Fun Facts About Scleral Buckles
- The eye is not taken out. We wouldn’t be able to put it back in.
- The “buckle” is usually made of silicone rubber (different than silicone oil) and has no known systemic side effects. It can also be made of a silicone sponge material. These, too, are safe.
- The “buckle” is intended to be permanent. At times, it may extrude, but it is very uncommon. The buckle only really needs to be in place for a couple of months, but we usually never plan on removing them.
- Some surgeons use metal clips to help fasten the buckle around the eye. This can be a problem if future MRI’s are needed.
What Does This Mean?
Though “old,” scleral buckles are not obsolete.
There has been a shift in practice patterns among retina surgeons over the past 15 years. About 15 – 20 years ago, pneumatic retinopexy was first described (aka invented). Scleral buckles with vitrectomy became popular in certain areas of the country and, more recently, vitrectomy alone has become popular.
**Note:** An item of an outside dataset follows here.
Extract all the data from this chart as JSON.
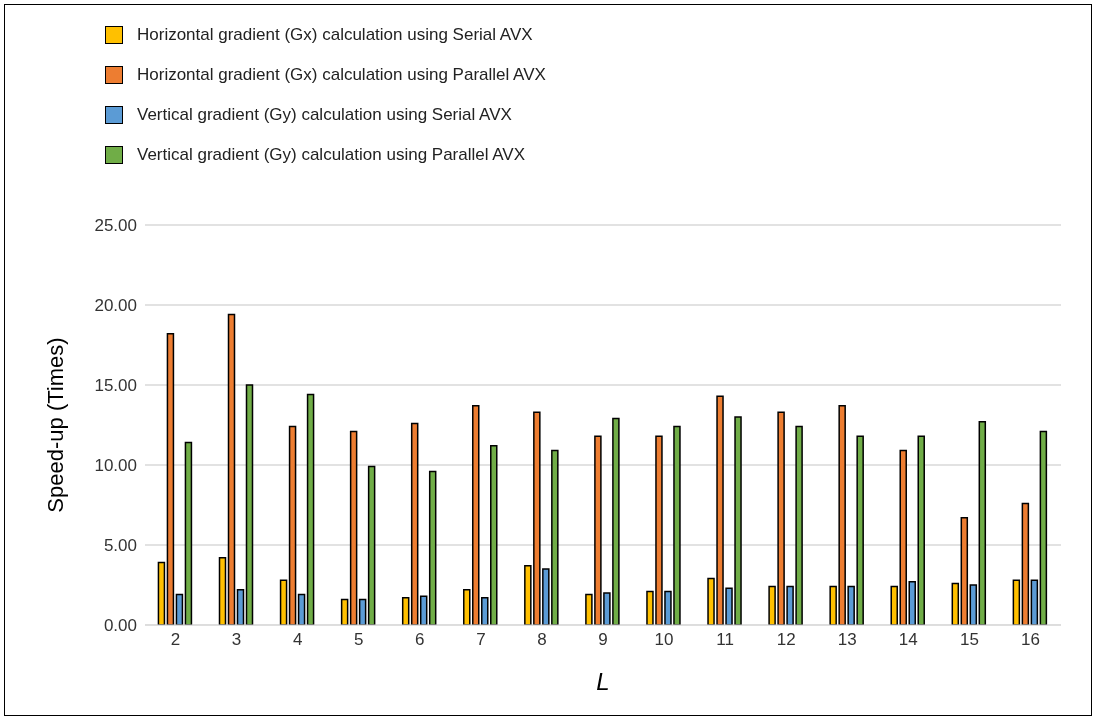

As I’ll explain in the next few posts, vitrectomy surgery has become instrumental for the repair of retinal detachment, but there is still a role for scleral buckling.
I believe it to be a very valuable tool for retinal detachment surgery, but their use is sometimes based upon the length of time a surgeon takes to perform that part of the operation. It can take a matter of minutes…to hours.